Friday, June 23, 2006

Guillen's Distraction May Be Too Much For White Sox To Overcome

Punk.

It's a word I've used to describe White Sox manager Ozzie Guillen, in my Out of Bounds blog. I've used it, and haven't wavered about it.

It's not fag, which Guillen used to describe Chicago Sun-Times columnist Jay Mariotti. But it's a word that is hardly flattering -- at least in this country. I'm not sure about Guillen's Venezuela.

Guillen is becoming a major distraction for his team, and that can only be a good thing in Detroit. Commissioner Bud Selig fined Guillen and ordered him to attend sensitivity training in the wake of his slurs against Marriotti. Whether the Sox can continue to win and nip at the Tigers' heels as long as Ozzie Guillen remains their manager has yet to be determined. History would suggest they cannot.
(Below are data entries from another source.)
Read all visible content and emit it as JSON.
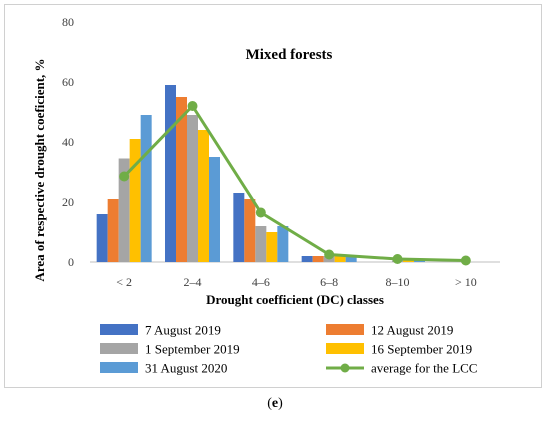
{
  "caption": {
    "prefix": "(",
    "letter": "e",
    "suffix": ")"
  },
  "chart_data": {
    "type": "bar",
    "title": "Mixed forests",
    "xlabel": "Drought coefficient  (DC) classes",
    "ylabel": "Area of respective  drought coeficient,  %",
    "categories": [
      "< 2",
      "2–4",
      "4–6",
      "6–8",
      "8–10",
      "> 10"
    ],
    "ylim": [
      0,
      80
    ],
    "yticks": [
      0,
      20,
      40,
      60,
      80
    ],
    "grid": false,
    "legend_position": "bottom",
    "series": [
      {
        "name": "7 August 2019",
        "type": "bar",
        "color": "#4472C4",
        "values": [
          16,
          59,
          23,
          2,
          0,
          0
        ]
      },
      {
        "name": "12 August 2019",
        "type": "bar",
        "color": "#ED7D31",
        "values": [
          21,
          55,
          21,
          2,
          0,
          0
        ]
      },
      {
        "name": "1 September 2019",
        "type": "bar",
        "color": "#A5A5A5",
        "values": [
          34.5,
          49,
          12,
          2,
          0.5,
          0
        ]
      },
      {
        "name": "16 September 2019",
        "type": "bar",
        "color": "#FFC000",
        "values": [
          41,
          44,
          10,
          2,
          0.5,
          0
        ]
      },
      {
        "name": "31 August 2020",
        "type": "bar",
        "color": "#5B9BD5",
        "values": [
          49,
          35,
          12,
          2,
          0.5,
          0
        ]
      },
      {
        "name": "average for the LCC",
        "type": "line",
        "color": "#70AD47",
        "values": [
          28.5,
          52,
          16.5,
          2.5,
          1,
          0.5
        ]
      }
    ]
  }
}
Good teams, even great ones, have been taken down by that dirty "D" word -- distraction. Sometimes they can play through it for some of a season, or most of it, or even just about all of it. But eventually it will grab them and pull them down.

The 2005 Pistons made it all the way to Game 7 of the NBA Finals with the mother of all distractions, coach Larry Brown, tethered to them like a boat anchor. It wore them down to the nub, until they could no longer muster the energy to vanquish the San Antonio Spurs. Brown carried no such baggage the previous year. The Pistons won the whole enchilada.

Baseball, with its long, grind-it-out, marathon of a season, can tease the great teams who have distractions. They can go long stretches of time with the bells tolling all around them, and play good ball. Until the jabbing of distraction is no longer easy to ignore. Then the play falters, and championships that seem so certain abruptly become in peril, or even turn into paper hopes.

Ozzie Guillen isn't cute. He isn't funny. His behavior and his words -- several more examples could fill two posts worth of this blog -- bely someone who should be in charge of a major league baseball team. For now he's been fined, and ordered to attend sensitivity training -- and that alone is enough embarrassment for one baseball team. But if anyone thinks this is the last salvo we'll hear from Mr. Guillen, then they are the same ones who put milk and cookies out for Santa Claus every December 24.

So when it happens next, what will be the consequences? And for his team, the wondering of that next time and its fallout can very easily short circuit a return trip to the playoffs.

Greater teams have fallen victim, truthfully.

1 Comments:

Blogger Lee Panas said...

I hope Guillen becomes a distraction but so far the White Sox just seem to be getting better. Is he another Billy Martin?